La siguiente hora es una sucesión de risas y sonrisas, de pullas y de insultos, de cosas que casi había olvidado. Es como encontrarse de nuevo a gusto en su propia piel, como recuperar espacios perdidos. Hay un millón de preguntas en la mirada de Sam. Pero como buenos Winchester, no dicen nada que pueda desembocar en una conmoción emocional o en algún tipo de conversación trascendental. Se limitan a disfrutar de la cerveza y a dejarlo pasar. Porque la verdad es que Dean no necesita preguntarle a Sam por qué invierte su tiempo libre en arreglar coches. De la misma manera que su hermano no necesita preguntarle por qué se ha presentado en Stanford. Hay cosas que no pueden explicarse. Hay cosas a las que sencillamente no pueden ponerle nombre.
La tarde conspira contra ellos y el final de la tercera cerveza llega tan rápido como los últimos rayos de sol. El silencio se ha instalado entre ellos y Dean le da un trago al botellín para quitarse esa sensación de que están llegando a algún tipo de conclusión. Le sabe amarga.
Carraspea.
—Bueno, me alegra ver que estás bien. —Echa una mirada a su alrededor—. Espero que hayas encontrado lo que estabas buscando, Sammy.

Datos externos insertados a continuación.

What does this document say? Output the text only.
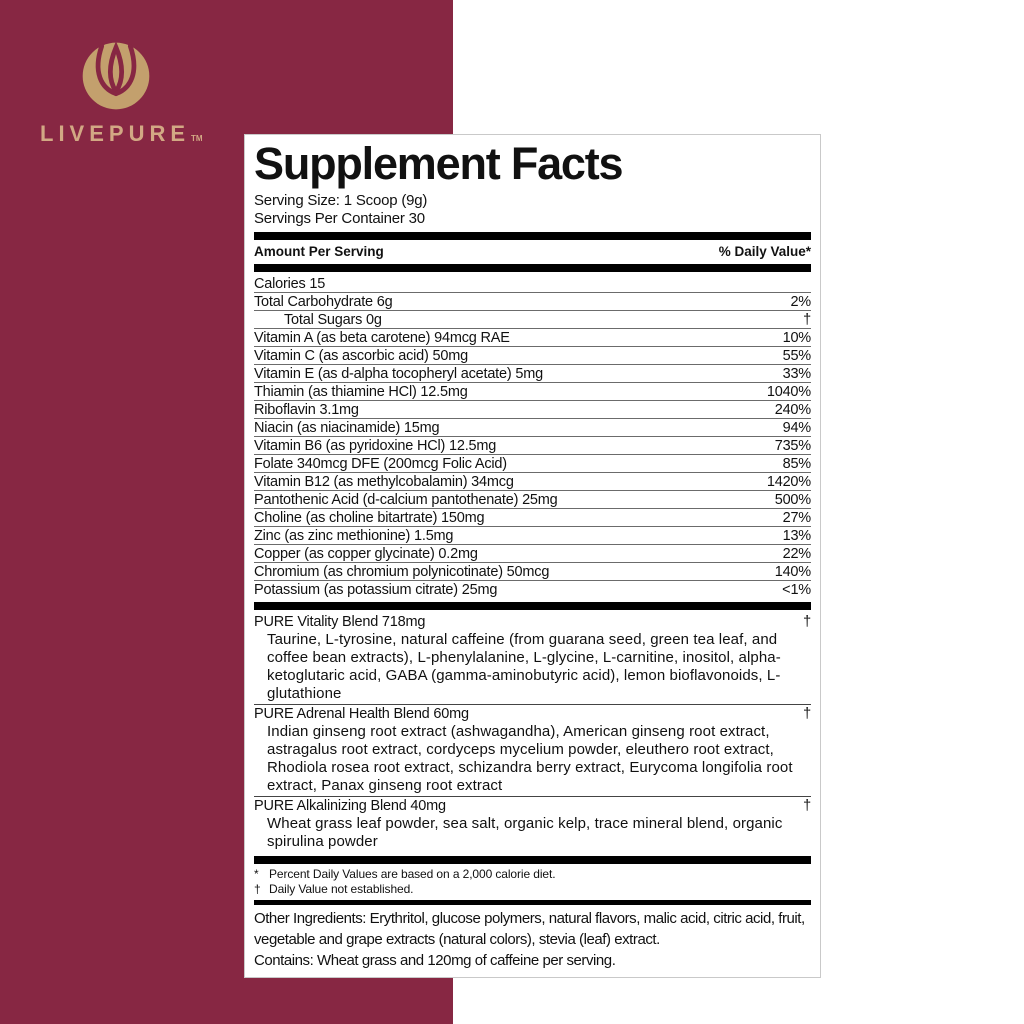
LIVEPURETM Supplement Facts
Serving Size: 1 Scoop (9g)
Servings Per Container 30
Amount Per Serving	% Daily Value*
Calories 15
Total Carbohydrate 6g	2%
Total Sugars 0g	†
Vitamin A (as beta carotene) 94mcg RAE	10%
Vitamin C (as ascorbic acid) 50mg	55%
Vitamin E (as d-alpha tocopheryl acetate) 5mg	33%
Thiamin (as thiamine HCl) 12.5mg	1040%
Riboflavin 3.1mg	240%
Niacin (as niacinamide) 15mg	94%
Vitamin B6 (as pyridoxine HCl) 12.5mg	735%
Folate 340mcg DFE (200mcg Folic Acid)	85%
Vitamin B12 (as methylcobalamin) 34mcg	1420%
Pantothenic Acid (d-calcium pantothenate) 25mg	500%
Choline (as choline bitartrate) 150mg	27%
Zinc (as zinc methionine) 1.5mg	13%
Copper (as copper glycinate) 0.2mg	22%
Chromium (as chromium polynicotinate) 50mcg	140%
Potassium (as potassium citrate) 25mg	<1%
PURE Vitality Blend 718mg	†

Taurine, L-tyrosine, natural caffeine (from guarana seed, green tea leaf, and coffee bean extracts), L-phenylalanine, L-glycine, L-carnitine, inositol, alpha-ketoglutaric acid, GABA (gamma-aminobutyric acid), lemon bioflavonoids, L-glutathione

PURE Adrenal Health Blend 60mg	†

Indian ginseng root extract (ashwagandha), American ginseng root extract, astragalus root extract, cordyceps mycelium powder, eleuthero root extract, Rhodiola rosea root extract, schizandra berry extract, Eurycoma longifolia root extract, Panax ginseng root extract

PURE Alkalinizing Blend 40mg	†

Wheat grass leaf powder, sea salt, organic kelp, trace mineral blend, organic spirulina powder

* Percent Daily Values are based on a 2,000 calorie diet.
† Daily Value not established.

Other Ingredients: Erythritol, glucose polymers, natural flavors, malic acid, citric acid, fruit, vegetable and grape extracts (natural colors), stevia (leaf) extract.

Contains: Wheat grass and 120mg of caffeine per serving.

Lo dice sin pensar. No tenía intención de iniciar ninguna clase de batalla, pero los ojos de Sam se clavan en los suyos con la sombra de algo que no puede descifrar. La respiración se le acelera y, de verdad, no quiere volver a empezar. Así que se levanta, con la intención de terminar con esta despedida que les está sobrevolando. Pero la enorme mano de Sam le detiene.
Dean, voy a abrirte el corazón para descubrir todos tus deseos.

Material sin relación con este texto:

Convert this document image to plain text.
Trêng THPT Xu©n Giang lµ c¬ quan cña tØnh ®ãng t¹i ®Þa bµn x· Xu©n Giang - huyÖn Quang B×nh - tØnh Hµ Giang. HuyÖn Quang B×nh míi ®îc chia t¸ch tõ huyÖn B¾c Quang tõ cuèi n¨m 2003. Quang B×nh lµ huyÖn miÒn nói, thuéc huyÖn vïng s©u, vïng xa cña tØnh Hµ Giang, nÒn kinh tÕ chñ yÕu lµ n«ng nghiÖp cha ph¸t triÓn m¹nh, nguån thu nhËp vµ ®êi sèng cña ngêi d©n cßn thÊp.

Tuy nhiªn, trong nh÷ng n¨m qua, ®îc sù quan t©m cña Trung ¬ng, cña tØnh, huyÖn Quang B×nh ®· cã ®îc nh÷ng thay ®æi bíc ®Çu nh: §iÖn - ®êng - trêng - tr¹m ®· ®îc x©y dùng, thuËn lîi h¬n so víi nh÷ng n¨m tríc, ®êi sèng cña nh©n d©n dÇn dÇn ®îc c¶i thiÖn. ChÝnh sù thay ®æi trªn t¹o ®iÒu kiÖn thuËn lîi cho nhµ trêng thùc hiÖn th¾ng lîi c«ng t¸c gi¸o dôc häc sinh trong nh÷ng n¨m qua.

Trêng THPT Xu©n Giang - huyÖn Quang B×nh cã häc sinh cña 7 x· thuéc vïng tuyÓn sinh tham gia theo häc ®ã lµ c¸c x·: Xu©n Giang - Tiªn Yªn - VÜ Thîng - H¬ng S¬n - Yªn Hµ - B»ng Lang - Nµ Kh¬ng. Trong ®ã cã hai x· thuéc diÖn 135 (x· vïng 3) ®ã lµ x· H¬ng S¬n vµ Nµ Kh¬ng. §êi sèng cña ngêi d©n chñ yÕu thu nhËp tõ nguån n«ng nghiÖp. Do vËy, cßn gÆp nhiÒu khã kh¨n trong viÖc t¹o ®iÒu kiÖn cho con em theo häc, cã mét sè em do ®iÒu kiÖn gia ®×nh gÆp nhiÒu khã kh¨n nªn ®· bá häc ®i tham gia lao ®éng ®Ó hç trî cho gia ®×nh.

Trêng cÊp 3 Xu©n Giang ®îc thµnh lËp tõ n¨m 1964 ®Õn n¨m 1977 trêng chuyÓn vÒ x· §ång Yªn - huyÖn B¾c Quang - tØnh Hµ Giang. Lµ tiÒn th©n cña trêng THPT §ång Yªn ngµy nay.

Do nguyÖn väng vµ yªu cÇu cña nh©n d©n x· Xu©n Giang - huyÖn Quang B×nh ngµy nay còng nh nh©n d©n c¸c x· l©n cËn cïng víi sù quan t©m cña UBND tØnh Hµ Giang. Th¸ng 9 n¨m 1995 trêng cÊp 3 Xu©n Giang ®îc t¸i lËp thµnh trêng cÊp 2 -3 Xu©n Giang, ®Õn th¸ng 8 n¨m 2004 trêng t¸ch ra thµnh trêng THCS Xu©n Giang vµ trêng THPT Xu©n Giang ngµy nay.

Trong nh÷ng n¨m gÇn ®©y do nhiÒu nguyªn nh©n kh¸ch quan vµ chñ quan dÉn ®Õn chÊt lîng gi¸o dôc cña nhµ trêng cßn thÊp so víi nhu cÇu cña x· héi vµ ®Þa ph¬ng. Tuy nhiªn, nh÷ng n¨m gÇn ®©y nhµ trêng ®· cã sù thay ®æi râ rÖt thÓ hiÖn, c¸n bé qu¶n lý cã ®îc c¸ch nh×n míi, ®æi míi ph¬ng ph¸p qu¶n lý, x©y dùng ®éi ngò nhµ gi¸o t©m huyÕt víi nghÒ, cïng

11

—Espera, no te marches…—susurra, la cabeza baja.
Sam también se levanta. Muy serio, muy Sam en esos días moñas. El contador de los centímetros que les separan comienza a descender peligrosamente y su alarma biológica se dispara. Por el dolor que le estruja el pecho, Dean podría estar sufriendo, tranquilamente, un ataque al corazón. A Sam no parece importarle. Sigue acercándose implacable, reteniéndole en esa jaula de cuerpo y manos. ¿Desde cuándo el capullo es tan alto?

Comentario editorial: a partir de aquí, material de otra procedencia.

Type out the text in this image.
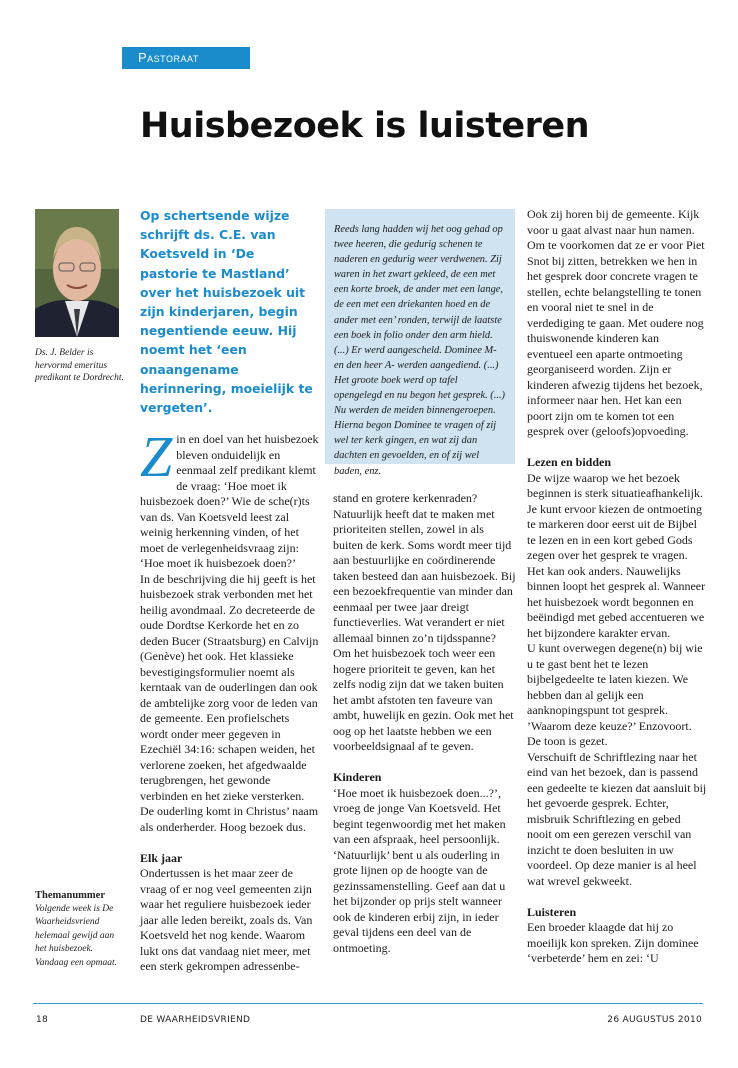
Pastoraat
Huisbezoek is luisteren
Ds. J. Belder is hervormd emeritus predikant te Dordrecht.
Op schertsende wijze schrijft ds. C.E. van Koetsveld in ‘De pastorie te Mastland’ over het huisbezoek uit zijn kinderjaren, begin negentiende eeuw. Hij noemt het ‘een onaangename herinnering, moeielijk te vergeten’.
Reeds lang hadden wij het oog gehad op twee heeren, die gedurig schenen te naderen en gedurig weer verdwenen. Zij waren in het zwart gekleed, de een met een korte broek, de ander met een lange, de een met een driekanten hoed en de ander met een’ ronden, terwijl de laatste een boek in folio onder den arm hield. (...) Er werd aangescheld. Dominee M- en den heer A- werden aangediend. (...) Het groote boek werd op tafel opengelegd en nu begon het gesprek. (...) Nu werden de meiden binnengeroepen. Hierna begon Dominee te vragen of zij wel ter kerk gingen, en wat zij dan dachten en gevoelden, en of zij wel baden, enz.
Z in en doel van het huisbezoek bleven onduidelijk en eenmaal zelf predikant klemt de vraag: ‘Hoe moet ik huisbezoek doen?’ Wie de sche(r)ts van ds. Van Koetsveld leest zal weinig herkenning vinden, of het moet de verlegenheidsvraag zijn: ‘Hoe moet ik huisbezoek doen?’

In de beschrijving die hij geeft is het huisbezoek strak verbonden met het heilig avondmaal. Zo decreteerde de oude Dordtse Kerkorde het en zo deden Bucer (Straatsburg) en Calvijn (Genève) het ook. Het klassieke bevestigingsformulier noemt als kerntaak van de ouderlingen dan ook de ambtelijke zorg voor de leden van de gemeente. Een profielschets wordt onder meer gegeven in Ezechiël 34:16: schapen weiden, het verlorene zoeken, het afgedwaalde terugbrengen, het gewonde verbinden en het zieke versterken. De ouderling komt in Christus’ naam als onderherder. Hoog bezoek dus.

Elk jaar

Ondertussen is het maar zeer de vraag of er nog veel gemeenten zijn waar het reguliere huisbezoek ieder jaar alle leden bereikt, zoals ds. Van Koetsveld het nog kende. Waarom lukt ons dat vandaag niet meer, met een sterk gekrompen adressenbe-

stand en grotere kerkenraden? Natuurlijk heeft dat te maken met prioriteiten stellen, zowel in als buiten de kerk. Soms wordt meer tijd aan bestuurlijke en coördinerende taken besteed dan aan huisbezoek. Bij een bezoekfrequentie van minder dan eenmaal per twee jaar dreigt functieverlies. Wat verandert er niet allemaal binnen zo’n tijdsspanne?

Om het huisbezoek toch weer een hogere prioriteit te geven, kan het zelfs nodig zijn dat we taken buiten het ambt afstoten ten faveure van ambt, huwelijk en gezin. Ook met het oog op het laatste hebben we een voorbeeldsignaal af te geven.

Kinderen

‘Hoe moet ik huisbezoek doen...?’, vroeg de jonge Van Koetsveld. Het begint tegenwoordig met het maken van een afspraak, heel persoonlijk. ‘Natuurlijk’ bent u als ouderling in grote lijnen op de hoogte van de gezinssamenstelling. Geef aan dat u het bijzonder op prijs stelt wanneer ook de kinderen erbij zijn, in ieder geval tijdens een deel van de ontmoeting.

Ook zij horen bij de gemeente. Kijk voor u gaat alvast naar hun namen. Om te voorkomen dat ze er voor Piet Snot bij zitten, betrekken we hen in het gesprek door concrete vragen te stellen, echte belangstelling te tonen en vooral niet te snel in de verdediging te gaan. Met oudere nog thuiswonende kinderen kan eventueel een aparte ontmoeting georganiseerd worden. Zijn er kinderen afwezig tijdens het bezoek, informeer naar hen. Het kan een poort zijn om te komen tot een gesprek over (geloofs)opvoeding.

Lezen en bidden

De wijze waarop we het bezoek beginnen is sterk situatieafhankelijk. Je kunt ervoor kiezen de ontmoeting te markeren door eerst uit de Bijbel te lezen en in een kort gebed Gods zegen over het gesprek te vragen. Het kan ook anders. Nauwelijks binnen loopt het gesprek al. Wanneer het huisbezoek wordt begonnen en beëindigd met gebed accentueren we het bijzondere karakter ervan.

U kunt overwegen degene(n) bij wie u te gast bent het te lezen bijbelgedeelte te laten kiezen. We hebben dan al gelijk een aanknopingspunt tot gesprek. ’Waarom deze keuze?’ Enzovoort. De toon is gezet.

Verschuift de Schriftlezing naar het eind van het bezoek, dan is passend een gedeelte te kiezen dat aansluit bij het gevoerde gesprek. Echter, misbruik Schriftlezing en gebed nooit om een gerezen verschil van inzicht te doen besluiten in uw voordeel. Op deze manier is al heel wat wrevel gekweekt.

Luisteren

Een broeder klaagde dat hij zo moeilijk kon spreken. Zijn dominee ‘verbeterde’ hem en zei: ‘U

Themanummer
Volgende week is De Waarheidsvriend helemaal gewijd aan het huisbezoek. Vandaag een opmaat.
18	DE WAARHEIDSVRIEND	26 AUGUSTUS 2010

—En realidad, acabo de recuperar lo que estaba buscando.
Y le besa. Con los labios y los brazos, con el cuerpo y el aliento. A Dean le dan ganas de darle una hostia. Por esos años, por la soledad, por largarse. Pero se deshace y le responde con dientes y uñas, hambriento, desesperado. Se aferra a su espalda mucho más necesitado de lo que se atreve a reconocer, ahogándose, hundiéndose en Sam, en lo que son, en lo que nunca podrán ser. Sam sonríe. Y él desea permanecer allí siempre. En la eternidad de esa emoción brillante…
Pero la imagen se desgaja, se desgarra en jirones de dolor y sangre mientras un sabor metálico se amontona a borbotones en su garganta. La sonrisa de Sam se deforma y se pudre, se contorsiona hasta adquirir otros límites desconocidos de piel y huesos. La boca cruel de Alastair le arrastra de nuevo al infierno.
— ¿Tu hermano? Eres una caja de sorpresas. —Una carcajada formada por lengua y dientes amarillos—. Por fin estamos llegando a algo, Dean.
Y la agonía vuelve. Con un millón de puñales y de aullidos.
Dean, romperé tu corazón. Después, te preguntaré de nuevo.